Anne Soupa: Pâques, art du passage

Anne Soupa, rédactrice en chef du magazine Biblia reprend ici trois conférences données les jeudi, vendredi et samedi saint 2008 à l’abbaye de Sylvanès.

Anne Soupa, Pâques, art du passage

Recension de livre

Jean Duhaime

Anne Soupa, Pâques, art du passage, Paris, Éd. du Cerf, 2009. 86 p. ISBN: 978-2-204-08909-8. 10 €.

Anne Soupa, rédactrice en chef du magazine Biblia reprend ici trois conférences données les jeudi, vendredi et samedi saint 2008 à l’abbaye de Sylvanès. Elle se propose de «montrer la résonance qui existe entre le donné théologique» de la fête de Pâques et «la dimension existentielle qu’elle honore» en montrant comment Pâques est un temps béni où Dieu passant (jeudi), se fait passeur (vendredi) et passage (samedi).

En introduction, Soupa souligne que Pâques «se dit en hébreu pessah, c’est-à-dire ‘passage’»; elle souhaite laisser venir et travailler, «comme pour les pétrir, les associations essentielles suscitées par ce constat» (p. 12). Aussi, la proposition centrale de ces pages est, dit-elle «que ‘nous nous retrouvions’, Jésus et nous, sur le fait que, lui comme nous, nous passons» (p. 13).

Pâques rappelle deux événements décisifs: pour les juifs, la traversée de la mer par les Hébreux; pour les chrétiens, le passage de Jésus à travers la mort. Mais, plus profondément, le passage fondateur de la Pâque juive est d’abord celui de Dieu qui, selon Moïse «a passé au-delà des maisons des Israélites en Égypte, lorsqu’il frappait l’Égypte, mais épargnait nos maisons» (Exode 12,27 cité p. 14). C’est le passage de Dieu qui permet celui de son peuple de l’esclavage à la liberté. De même, pour les chrétiens, c’est Dieu qui fait passer Jésus de la mort à la vie.

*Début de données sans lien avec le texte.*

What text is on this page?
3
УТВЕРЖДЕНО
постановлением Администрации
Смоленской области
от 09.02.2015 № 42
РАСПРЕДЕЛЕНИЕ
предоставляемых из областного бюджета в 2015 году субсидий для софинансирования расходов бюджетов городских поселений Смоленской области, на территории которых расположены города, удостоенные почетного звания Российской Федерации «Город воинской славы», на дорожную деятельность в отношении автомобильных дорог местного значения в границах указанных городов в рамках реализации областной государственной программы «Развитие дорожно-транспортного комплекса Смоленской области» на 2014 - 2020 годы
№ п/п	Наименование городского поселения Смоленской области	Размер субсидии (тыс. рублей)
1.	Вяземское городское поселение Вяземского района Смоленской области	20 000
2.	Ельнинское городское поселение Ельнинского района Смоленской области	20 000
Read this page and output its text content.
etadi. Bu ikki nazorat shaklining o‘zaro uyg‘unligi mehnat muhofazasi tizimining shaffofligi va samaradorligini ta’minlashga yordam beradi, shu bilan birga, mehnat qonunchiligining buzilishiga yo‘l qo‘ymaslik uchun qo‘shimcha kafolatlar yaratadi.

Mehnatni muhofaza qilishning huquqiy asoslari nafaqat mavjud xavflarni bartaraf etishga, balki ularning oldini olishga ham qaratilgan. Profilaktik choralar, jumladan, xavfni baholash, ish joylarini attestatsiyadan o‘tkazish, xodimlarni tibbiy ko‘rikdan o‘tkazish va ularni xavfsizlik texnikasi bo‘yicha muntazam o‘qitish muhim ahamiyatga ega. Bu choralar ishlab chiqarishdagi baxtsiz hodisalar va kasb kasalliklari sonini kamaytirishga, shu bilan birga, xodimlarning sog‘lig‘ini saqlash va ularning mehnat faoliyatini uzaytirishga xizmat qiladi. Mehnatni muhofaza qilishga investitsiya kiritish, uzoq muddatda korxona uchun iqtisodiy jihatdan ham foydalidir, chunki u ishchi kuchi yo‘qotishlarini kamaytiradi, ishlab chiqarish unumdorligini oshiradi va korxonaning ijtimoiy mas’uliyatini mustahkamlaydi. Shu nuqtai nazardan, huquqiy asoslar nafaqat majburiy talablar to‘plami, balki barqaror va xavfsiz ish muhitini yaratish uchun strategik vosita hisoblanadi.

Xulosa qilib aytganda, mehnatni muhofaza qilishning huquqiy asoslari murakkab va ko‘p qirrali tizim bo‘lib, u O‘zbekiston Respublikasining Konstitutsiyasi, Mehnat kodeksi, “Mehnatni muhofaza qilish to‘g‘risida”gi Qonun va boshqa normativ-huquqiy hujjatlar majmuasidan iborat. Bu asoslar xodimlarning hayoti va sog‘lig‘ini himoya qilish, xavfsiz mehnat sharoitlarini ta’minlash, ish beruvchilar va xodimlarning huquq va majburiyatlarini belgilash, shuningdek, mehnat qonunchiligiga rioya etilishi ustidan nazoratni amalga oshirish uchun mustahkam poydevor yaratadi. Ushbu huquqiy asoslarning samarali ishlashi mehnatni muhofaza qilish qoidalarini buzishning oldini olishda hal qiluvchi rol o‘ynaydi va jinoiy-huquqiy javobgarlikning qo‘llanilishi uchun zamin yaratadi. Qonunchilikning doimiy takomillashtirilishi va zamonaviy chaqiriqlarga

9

Le jeudi saint est centré sur le dernier repas de Jésus avec les siens. Soupa commente d’abord la parole rapportée par Luc: «J’ai désiré d’un grand désir manger cette Pâque avec vous avant de souffrir» (Luc 22,15). Elle y voit le signe que pour Jésus «on ne passe bien les épreuves de la vie que relié à autrui et porté par la vérité de la parole» (p. 31).

Après avoir exprimé le désir d’être ainsi relié aux siens, Jésus donne à ses amis le moyen de rester toujours liés avec lui grâce aux signes du pain et du vin et aux paroles qui les associent à son corps et à son sang. Des paroles similaires, dans le cours de nos existences, sont même à notre insu «le soubassement de nos actes: ‘Prends, mon tout-petit à naître, ce corps de mère, livré pour toi. Plus tard, en mémoire de moi, tu donneras la vie’» (p. 33).

Les paroles du vendredi saint soulignent toutes, selon l’auteure, «que Jésus cherche à s’appuyer sur ses liens avec le Père» (p. 46). Mais ces liens, dans le drame qui se joue, demeurent insondables. De même, pour le chrétien qui croit à la présence mystérieuse de Jésus dans sa vie, ce lien «demande à s’éprouver dans la foi» (p. 49).

Soupa discute de «trois nœuds» qui endommagent ce lien: l’affirmation que Jésus est mort «pour nos péchés» se prête à des interprétations diverses selon la conception que l’on se fait du péché et suscite des attitudes conséquentes; le fait que la condamnation de Jésus soit celle d’un innocent est une lecture chrétienne qui n’était pas celle des autorités romaines ou juives, pragmatiques, pour lesquelles «il constituait bien une menace à prendre au sérieux» (p. 54); le rapprochement que l’on fait entre Jésus, victime d’une justice sommaire et «toutes les victimes du monde», pour lesquelles on prie en ce jour, peut faire désespérer de voir les choses changer et fermer les yeux sur ce qui va bien. Elle conclut: « [...] se polariser sur le péché, s’en tenir à une conception subjective de l’innocence et à une conception [...] trop politique du messianisme de Jésus», cela mène à des impasses (p. 56).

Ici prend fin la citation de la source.